# NFS Most Wanted auf externer Festplatte - wie auf dem Rechner wieder zum Laufen kriegen?



## Franzi1401 (16. Juli 2014)

Also ein Bekannter von mir hat mir NFS Most Wanted (2005) auf eine externe Festplatte gemacht. Jetzt ist da einfach nur ein Ordner und ich frage mich, wie ich das Spiel dann wieder auf dem alten Stand zum Laufen kriege? Wenn ich die DVD einlege, soll ich es installieren?


----------



## Enisra (16. Juli 2014)

ich würde eher mal den Bekannten fragen warum der das Überhaupt gemacht hat? Denn wenn man keine Daten darauf sichert und das während der restlichen Zeit aus ist, ist das nur eine Festplatte die weiter entfernt steht


----------



## Herbboy (16. Juli 2014)

Franzi1401 schrieb:


> Also ein Bekannter von mir hat mir NFS Most Wanted (2005) auf eine externe Festplatte gemacht. Jetzt ist da einfach nur ein Ordner und ich frage mich, wie ich das Spiel dann wieder auf dem alten Stand zum Laufen kriege? Wenn ich die DVD einlege, soll ich es installieren?
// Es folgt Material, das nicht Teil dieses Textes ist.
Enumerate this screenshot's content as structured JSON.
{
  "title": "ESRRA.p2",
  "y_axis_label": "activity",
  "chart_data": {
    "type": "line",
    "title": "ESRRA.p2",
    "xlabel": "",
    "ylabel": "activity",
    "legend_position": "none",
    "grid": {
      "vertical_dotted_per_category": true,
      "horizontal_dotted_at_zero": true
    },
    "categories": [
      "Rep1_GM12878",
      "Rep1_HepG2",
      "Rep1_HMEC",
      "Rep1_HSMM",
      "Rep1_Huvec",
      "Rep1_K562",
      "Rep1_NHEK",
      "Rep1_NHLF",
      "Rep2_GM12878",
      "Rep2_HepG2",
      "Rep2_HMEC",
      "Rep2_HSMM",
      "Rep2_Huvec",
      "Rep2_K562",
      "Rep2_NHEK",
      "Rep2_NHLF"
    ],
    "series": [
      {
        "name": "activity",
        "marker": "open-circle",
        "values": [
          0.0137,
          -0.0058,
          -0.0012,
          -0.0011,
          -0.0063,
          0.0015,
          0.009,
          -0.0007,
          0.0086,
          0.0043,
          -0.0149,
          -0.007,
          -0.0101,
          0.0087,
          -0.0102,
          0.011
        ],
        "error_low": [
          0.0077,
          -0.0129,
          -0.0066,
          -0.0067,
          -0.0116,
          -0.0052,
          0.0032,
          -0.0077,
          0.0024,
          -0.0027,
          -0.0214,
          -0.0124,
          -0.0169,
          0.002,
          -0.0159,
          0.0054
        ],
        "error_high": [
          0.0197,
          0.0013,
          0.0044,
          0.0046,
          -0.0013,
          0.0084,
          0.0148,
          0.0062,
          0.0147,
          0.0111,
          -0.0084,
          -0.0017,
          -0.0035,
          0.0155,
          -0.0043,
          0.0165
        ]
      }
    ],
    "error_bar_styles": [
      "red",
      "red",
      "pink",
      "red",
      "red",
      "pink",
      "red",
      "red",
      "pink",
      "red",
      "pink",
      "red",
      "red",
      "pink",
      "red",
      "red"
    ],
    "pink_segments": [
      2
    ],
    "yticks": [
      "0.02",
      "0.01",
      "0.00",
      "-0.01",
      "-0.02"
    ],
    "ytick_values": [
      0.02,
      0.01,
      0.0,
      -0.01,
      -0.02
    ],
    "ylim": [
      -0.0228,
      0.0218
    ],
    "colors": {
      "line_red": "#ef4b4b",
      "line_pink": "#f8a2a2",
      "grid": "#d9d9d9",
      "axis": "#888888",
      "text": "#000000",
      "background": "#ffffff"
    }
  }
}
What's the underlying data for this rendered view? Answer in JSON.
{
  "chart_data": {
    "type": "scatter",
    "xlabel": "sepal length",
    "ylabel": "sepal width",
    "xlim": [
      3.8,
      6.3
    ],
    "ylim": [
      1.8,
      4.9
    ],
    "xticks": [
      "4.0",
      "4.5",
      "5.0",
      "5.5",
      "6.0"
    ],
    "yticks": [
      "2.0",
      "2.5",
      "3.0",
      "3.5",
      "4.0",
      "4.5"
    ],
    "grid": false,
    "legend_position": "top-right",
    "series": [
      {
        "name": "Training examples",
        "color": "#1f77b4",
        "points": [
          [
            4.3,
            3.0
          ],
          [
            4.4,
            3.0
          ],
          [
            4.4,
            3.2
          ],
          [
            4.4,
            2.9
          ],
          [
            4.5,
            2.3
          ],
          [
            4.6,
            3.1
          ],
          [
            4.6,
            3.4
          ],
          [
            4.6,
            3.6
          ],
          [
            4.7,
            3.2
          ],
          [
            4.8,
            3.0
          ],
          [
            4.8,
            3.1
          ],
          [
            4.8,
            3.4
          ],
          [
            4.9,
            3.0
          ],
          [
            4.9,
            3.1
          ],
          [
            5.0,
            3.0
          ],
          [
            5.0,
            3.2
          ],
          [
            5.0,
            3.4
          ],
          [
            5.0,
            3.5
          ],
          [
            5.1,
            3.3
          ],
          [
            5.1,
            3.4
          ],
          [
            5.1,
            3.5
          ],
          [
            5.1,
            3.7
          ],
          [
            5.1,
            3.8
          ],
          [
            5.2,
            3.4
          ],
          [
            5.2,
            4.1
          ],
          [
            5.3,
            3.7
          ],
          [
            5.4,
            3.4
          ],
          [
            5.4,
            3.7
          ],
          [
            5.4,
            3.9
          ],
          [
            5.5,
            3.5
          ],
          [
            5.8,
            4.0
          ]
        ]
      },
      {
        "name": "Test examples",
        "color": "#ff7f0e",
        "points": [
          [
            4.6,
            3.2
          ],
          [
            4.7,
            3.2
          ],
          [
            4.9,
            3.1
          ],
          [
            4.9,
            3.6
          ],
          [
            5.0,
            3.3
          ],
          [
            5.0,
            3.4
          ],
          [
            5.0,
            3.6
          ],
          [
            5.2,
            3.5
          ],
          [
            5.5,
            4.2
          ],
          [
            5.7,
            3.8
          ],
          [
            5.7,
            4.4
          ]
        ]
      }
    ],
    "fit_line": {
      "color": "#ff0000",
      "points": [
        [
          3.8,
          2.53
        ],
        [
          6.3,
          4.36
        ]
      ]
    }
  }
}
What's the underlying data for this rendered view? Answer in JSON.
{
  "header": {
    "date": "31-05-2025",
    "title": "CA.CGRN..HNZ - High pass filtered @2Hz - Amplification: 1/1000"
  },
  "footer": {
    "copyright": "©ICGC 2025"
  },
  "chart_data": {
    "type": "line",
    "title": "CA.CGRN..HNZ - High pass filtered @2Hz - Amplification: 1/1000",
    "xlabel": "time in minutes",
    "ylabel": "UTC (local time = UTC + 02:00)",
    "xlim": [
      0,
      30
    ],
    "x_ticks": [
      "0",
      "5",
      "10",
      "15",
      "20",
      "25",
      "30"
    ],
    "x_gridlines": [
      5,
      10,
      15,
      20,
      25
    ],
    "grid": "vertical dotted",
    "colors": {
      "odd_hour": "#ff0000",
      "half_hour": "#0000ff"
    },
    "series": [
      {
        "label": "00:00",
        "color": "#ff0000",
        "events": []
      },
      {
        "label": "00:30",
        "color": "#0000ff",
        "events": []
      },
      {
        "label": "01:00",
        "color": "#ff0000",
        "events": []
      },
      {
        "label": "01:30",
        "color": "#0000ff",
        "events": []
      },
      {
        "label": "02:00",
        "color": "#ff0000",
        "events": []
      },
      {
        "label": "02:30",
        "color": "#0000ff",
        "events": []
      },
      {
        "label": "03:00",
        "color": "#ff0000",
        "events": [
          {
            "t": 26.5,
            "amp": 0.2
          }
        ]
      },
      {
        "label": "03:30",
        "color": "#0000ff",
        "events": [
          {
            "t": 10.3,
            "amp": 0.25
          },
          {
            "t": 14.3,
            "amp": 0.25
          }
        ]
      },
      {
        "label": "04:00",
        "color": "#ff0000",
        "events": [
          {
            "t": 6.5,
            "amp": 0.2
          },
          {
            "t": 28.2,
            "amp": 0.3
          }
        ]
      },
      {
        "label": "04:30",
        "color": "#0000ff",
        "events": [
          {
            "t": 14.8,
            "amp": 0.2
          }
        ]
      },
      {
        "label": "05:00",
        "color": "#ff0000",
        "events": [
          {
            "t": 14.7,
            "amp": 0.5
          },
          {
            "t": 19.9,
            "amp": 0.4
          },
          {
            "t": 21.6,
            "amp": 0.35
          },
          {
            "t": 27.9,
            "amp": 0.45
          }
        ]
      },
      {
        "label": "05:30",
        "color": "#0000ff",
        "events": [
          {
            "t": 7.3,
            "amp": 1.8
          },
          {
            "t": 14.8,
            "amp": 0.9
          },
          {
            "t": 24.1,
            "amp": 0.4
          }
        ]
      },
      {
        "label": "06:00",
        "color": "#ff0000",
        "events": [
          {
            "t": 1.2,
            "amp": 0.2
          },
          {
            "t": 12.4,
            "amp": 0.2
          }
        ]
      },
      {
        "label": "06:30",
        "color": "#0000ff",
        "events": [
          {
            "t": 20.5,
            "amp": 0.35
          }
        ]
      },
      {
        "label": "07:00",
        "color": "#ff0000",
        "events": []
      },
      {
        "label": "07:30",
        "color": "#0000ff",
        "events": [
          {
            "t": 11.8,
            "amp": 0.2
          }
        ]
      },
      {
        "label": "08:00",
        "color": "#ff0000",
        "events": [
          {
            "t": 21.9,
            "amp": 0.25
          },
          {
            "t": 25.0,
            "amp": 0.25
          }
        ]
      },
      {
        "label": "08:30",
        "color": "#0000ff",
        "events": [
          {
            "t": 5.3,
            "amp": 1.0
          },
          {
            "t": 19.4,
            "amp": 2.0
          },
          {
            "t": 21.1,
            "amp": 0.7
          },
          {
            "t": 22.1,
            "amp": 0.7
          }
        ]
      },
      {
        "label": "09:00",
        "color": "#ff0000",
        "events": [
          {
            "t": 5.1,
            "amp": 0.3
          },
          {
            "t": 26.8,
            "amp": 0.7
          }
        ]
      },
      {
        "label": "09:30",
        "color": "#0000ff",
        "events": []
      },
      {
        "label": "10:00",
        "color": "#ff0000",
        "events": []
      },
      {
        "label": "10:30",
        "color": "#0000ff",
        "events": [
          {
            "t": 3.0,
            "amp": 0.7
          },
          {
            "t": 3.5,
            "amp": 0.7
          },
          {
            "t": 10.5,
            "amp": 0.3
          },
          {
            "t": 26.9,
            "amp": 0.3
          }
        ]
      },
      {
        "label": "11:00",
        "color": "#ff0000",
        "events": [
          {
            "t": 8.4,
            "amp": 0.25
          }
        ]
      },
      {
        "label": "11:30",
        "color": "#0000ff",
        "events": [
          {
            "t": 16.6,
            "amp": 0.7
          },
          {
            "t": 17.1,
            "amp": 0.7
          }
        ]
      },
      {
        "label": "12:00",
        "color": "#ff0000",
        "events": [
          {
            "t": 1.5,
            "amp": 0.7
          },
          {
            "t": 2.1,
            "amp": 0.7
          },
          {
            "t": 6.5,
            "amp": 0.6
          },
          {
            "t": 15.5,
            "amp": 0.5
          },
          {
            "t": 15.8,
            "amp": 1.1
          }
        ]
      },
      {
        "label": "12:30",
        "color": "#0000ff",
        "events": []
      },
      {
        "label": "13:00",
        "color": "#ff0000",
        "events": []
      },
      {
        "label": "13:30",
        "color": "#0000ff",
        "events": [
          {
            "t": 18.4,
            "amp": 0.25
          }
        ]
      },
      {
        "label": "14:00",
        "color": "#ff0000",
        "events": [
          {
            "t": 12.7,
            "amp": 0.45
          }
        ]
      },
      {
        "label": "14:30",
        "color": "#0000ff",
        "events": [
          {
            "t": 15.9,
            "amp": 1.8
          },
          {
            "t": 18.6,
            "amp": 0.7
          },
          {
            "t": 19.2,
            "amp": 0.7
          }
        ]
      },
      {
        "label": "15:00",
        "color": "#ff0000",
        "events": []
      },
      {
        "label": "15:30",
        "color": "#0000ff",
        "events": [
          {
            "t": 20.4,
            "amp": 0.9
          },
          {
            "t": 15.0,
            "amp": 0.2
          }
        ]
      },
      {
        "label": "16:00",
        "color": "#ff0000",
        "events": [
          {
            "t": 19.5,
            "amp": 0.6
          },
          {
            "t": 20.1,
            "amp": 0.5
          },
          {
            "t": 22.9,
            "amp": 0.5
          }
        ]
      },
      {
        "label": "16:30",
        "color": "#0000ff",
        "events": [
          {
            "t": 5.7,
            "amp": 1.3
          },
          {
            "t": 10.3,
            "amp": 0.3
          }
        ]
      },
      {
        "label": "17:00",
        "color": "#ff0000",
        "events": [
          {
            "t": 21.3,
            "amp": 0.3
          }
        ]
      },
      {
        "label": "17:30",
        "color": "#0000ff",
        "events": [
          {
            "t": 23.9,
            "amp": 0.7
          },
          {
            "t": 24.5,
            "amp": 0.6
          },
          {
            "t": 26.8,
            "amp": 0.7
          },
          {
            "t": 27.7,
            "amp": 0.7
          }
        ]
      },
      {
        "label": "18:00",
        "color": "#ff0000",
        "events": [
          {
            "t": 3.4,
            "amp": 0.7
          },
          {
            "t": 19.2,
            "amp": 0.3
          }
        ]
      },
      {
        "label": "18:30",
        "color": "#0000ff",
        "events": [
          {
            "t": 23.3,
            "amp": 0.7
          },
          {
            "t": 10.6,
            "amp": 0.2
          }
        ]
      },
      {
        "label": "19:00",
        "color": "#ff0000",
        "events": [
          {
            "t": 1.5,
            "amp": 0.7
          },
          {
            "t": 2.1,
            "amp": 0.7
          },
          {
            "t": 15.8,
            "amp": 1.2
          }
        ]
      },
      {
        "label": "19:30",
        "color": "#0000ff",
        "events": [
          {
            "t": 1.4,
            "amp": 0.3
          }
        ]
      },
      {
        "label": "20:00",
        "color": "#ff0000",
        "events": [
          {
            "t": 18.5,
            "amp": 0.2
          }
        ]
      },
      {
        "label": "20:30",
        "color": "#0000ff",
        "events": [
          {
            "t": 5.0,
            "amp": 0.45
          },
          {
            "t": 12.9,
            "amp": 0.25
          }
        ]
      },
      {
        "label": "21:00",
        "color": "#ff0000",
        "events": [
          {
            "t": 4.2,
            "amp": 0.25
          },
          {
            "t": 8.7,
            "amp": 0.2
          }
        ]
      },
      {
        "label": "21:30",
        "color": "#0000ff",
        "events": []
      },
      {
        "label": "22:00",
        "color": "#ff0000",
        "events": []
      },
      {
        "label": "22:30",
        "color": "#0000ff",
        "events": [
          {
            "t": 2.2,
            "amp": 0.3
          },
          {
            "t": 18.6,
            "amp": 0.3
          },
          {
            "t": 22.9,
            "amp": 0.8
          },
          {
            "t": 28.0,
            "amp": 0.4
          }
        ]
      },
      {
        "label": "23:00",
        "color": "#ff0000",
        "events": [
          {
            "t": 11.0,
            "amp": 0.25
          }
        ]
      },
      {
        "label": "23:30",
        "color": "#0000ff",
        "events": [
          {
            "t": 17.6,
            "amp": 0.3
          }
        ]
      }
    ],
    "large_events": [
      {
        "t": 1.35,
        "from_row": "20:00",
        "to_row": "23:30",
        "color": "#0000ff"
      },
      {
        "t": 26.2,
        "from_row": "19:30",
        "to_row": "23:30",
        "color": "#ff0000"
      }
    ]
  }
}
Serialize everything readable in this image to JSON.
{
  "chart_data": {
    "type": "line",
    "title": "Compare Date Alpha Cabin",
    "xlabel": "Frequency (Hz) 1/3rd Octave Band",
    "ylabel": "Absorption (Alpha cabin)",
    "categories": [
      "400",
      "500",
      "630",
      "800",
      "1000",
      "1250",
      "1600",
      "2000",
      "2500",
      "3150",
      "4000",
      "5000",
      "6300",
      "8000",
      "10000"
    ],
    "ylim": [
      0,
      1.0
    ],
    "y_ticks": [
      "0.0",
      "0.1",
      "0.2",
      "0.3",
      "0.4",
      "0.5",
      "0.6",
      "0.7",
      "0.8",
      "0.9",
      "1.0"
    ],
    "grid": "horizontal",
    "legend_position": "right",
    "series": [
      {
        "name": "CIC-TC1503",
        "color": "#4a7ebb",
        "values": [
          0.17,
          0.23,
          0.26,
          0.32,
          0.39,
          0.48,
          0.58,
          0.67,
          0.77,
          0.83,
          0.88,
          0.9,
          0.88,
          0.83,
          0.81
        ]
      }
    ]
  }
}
 Sind denn da noch alte SPielstände mit drauf? Dann würd ich es einfach per DVD auf dem PC normal installieren und von der externen Platte die Spielstände einfach rüberkopieren.

Aber das Spiel mit 2-3 Handgriffen ohne Neuinstallation zum Laufen zu bekommen, das wird wohl nix. Da werden auch Einträge im aktuellen Windows gemacht, da gibt es nur wenige Anwendungen, die ohne erneute Installation starten


----------



## svd (16. Juli 2014)

Wie, "auf dem alten Stand"? Meinst du das Savegame?

Das wird, unabhängig davon, auf welche Partition oder Laufwerk das Spiel installiert worden ist, im "Dokumente" Ordner abgelegt. Falls du es da nicht rausgesichert hast, ist es leider weg.

Oder meinst du, wie du, bei eingesteckter externer Platte, das Spiel starten kannst?


----------



## Franzi1401 (16. Juli 2014)

Ja da sind noch alte Spielstände drauf.
Wo genau, bzw was muss ich das dann hin kopieren?


----------



## svd (16. Juli 2014)

Normal legt "Most Wanted" eben im Ordner "C:\Benutzer\dein Benutzername\Eigene Dokumente\NFS Most Wanted\dein MW Profilname" das Savegame an.


----------